The researcher Niklas Hallberg, School of Economics and Management, Lund University, finds in his study of strategy and pricing in five packaging companies in the Nordic countries, Central Europe, and the U.K. that pricing is an incredibly complex story. Price is a major strategic consideration and a matter for top management.
“This is about a long-term strategy for the company that is difficult to purchase. If you are successful in your pricing, you gain an advantage over your competitors that they can’t make up for even if they try. The right experience, a well-established IT system, and the proper overall organizational structure all take time to create, and there’s no quick fix,” he says.
To find the right price, companies need to invest in three overarching areas involving, people, systems, and organization.
“It is clearly a factor of success to have people in key positions who have the communicative or business sense required to gather the right information in customer-specific pricing situations. This is silent knowledge that companies can’t acquire quickly. It’s a matter of having individuals with the right experience. All the companies I studied have a ‘price guru’ like this.”

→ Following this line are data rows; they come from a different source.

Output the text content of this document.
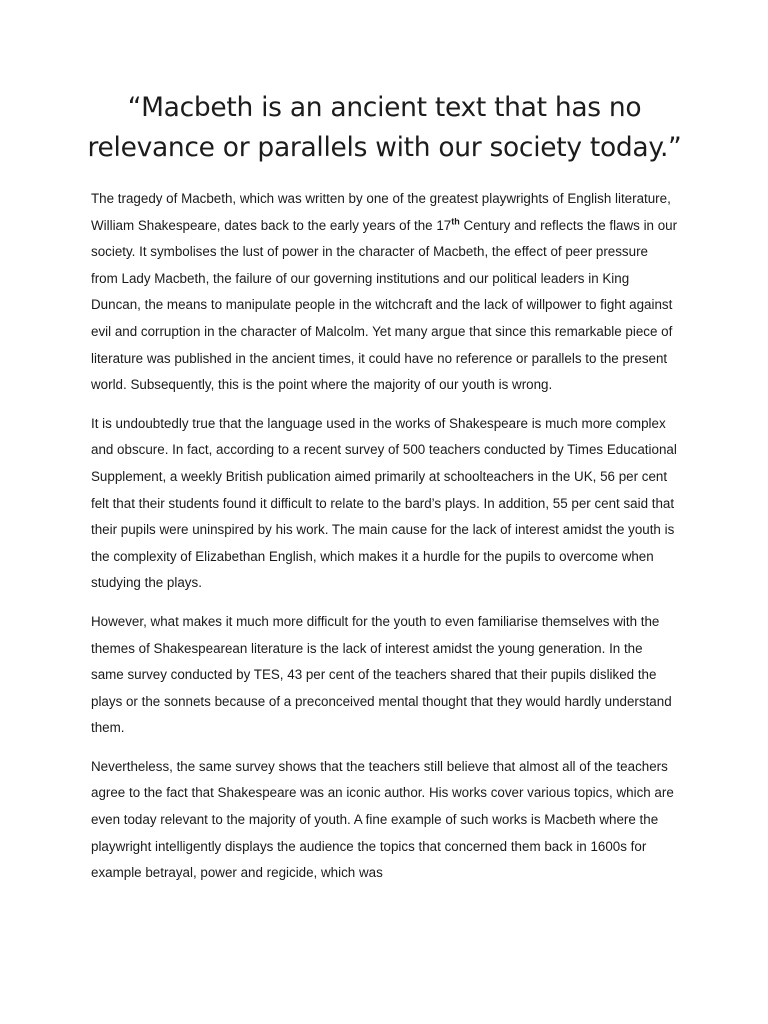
“Macbeth is an ancient text that has no relevance or parallels with our society today.”

The tragedy of Macbeth, which was written by one of the greatest playwrights of English literature, William Shakespeare, dates back to the early years of the 17th Century and reflects the flaws in our society. It symbolises the lust of power in the character of Macbeth, the effect of peer pressure from Lady Macbeth, the failure of our governing institutions and our political leaders in King Duncan, the means to manipulate people in the witchcraft and the lack of willpower to fight against evil and corruption in the character of Malcolm. Yet many argue that since this remarkable piece of literature was published in the ancient times, it could have no reference or parallels to the present world. Subsequently, this is the point where the majority of our youth is wrong.

It is undoubtedly true that the language used in the works of Shakespeare is much more complex and obscure. In fact, according to a recent survey of 500 teachers conducted by Times Educational Supplement, a weekly British publication aimed primarily at schoolteachers in the UK, 56 per cent felt that their students found it difficult to relate to the bard’s plays. In addition, 55 per cent said that their pupils were uninspired by his work. The main cause for the lack of interest amidst the youth is the complexity of Elizabethan English, which makes it a hurdle for the pupils to overcome when studying the plays.

However, what makes it much more difficult for the youth to even familiarise themselves with the themes of Shakespearean literature is the lack of interest amidst the young generation. In the same survey conducted by TES, 43 per cent of the teachers shared that their pupils disliked the plays or the sonnets because of a preconceived mental thought that they would hardly understand them.

Nevertheless, the same survey shows that the teachers still believe that almost all of the teachers agree to the fact that Shakespeare was an iconic author. His works cover various topics, which are even today relevant to the majority of youth. A fine example of such works is Macbeth where the playwright intelligently displays the audience the topics that concerned them back in 1600s for example betrayal, power and regicide, which was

Functioning technical systems are a neglected area:
“I was surprised how little investment the companies put into IT systems and strategic control systems for market information. This is because these decisions are largely based on perceptions and experience. Owing to the complexity of the decisions, with perhaps some thousand products and hundreds of different customers every year, system capital is replaced with human capital.”

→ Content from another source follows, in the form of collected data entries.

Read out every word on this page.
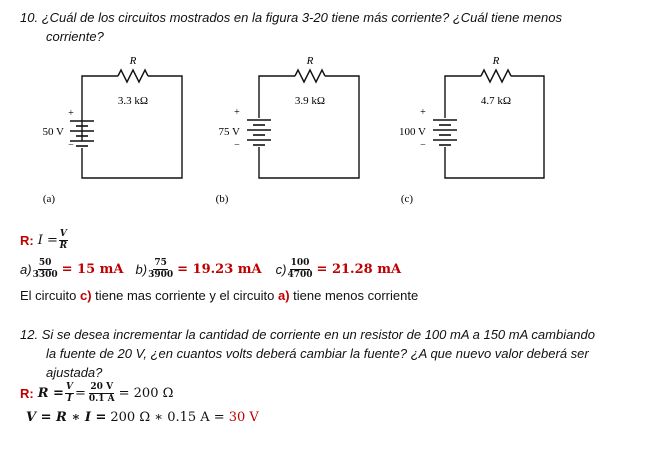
10. ¿Cuál de los circuitos mostrados en la figura 3-20 tiene más corriente? ¿Cuál tiene menos
corriente?
R
3.3 kΩ
50 V
+
−
(a)
R
3.9 kΩ
75 V
+
−
(b)
R
4.7 kΩ
100 V
+
−
(c)
R: $I = \frac{V}{R}$
$a) \frac{50}{3300} = 15$ mA $b) \frac{75}{3900} = 19.23$ mA $c) \frac{100}{4700} = 21.28$ mA
El circuito c) tiene mas corriente y el circuito a) tiene menos corriente
12. Si se desea incrementar la cantidad de corriente en un resistor de 100 mA a 150 mA cambiando
la fuente de 20 V, ¿en cuantos volts deberá cambiar la fuente? ¿A que nuevo valor deberá ser
ajustada?
R: $R = \frac{V}{I} = \frac{20 V}{0.1 A} = 200$ Ω
V = R ∗ I = 200 Ω ∗ 0.15 A = 30 V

Companies find it difficult to make rational calculations:
“A good calculation requires correct information about what it costs to produce a product. This sounds trivial, but I’m seeing that companies have rather poor control over what it costs to develop a product, to produce and transport a product, and then place that cost in relation to what the competition is offering.”
Control over organization plays a role in coordinating pricing decisions:
“Different decision-makers in the organization are driven by different interests. For instance, salespeople have a natural tendency to want to sell, and they often have a close and personal relationship with their customers. Salespeople want as little hassle as possible, and the customers press the price downward. In other words, it’s convenient for the sales staff to sell at a price that is lower than optimal for the company’s profitability.”
Niklas Hallberg relates that it is relatively common for pricing decisions to be controlled by making sure that the information the salespeople receive shows that the cost of a product is higher than it really is. This prevents the sales staff from lowering the price too much.
“Generally speaking, I would say that pricing decisions need to be made high up in the organization. The advantage of having salespeople set the price is that the company can avoid losing an order, even though the average price is lower. But many companies want to sell based on customer value, that is, the value the buyer feels a product has, rather than simply being the cheapest product.”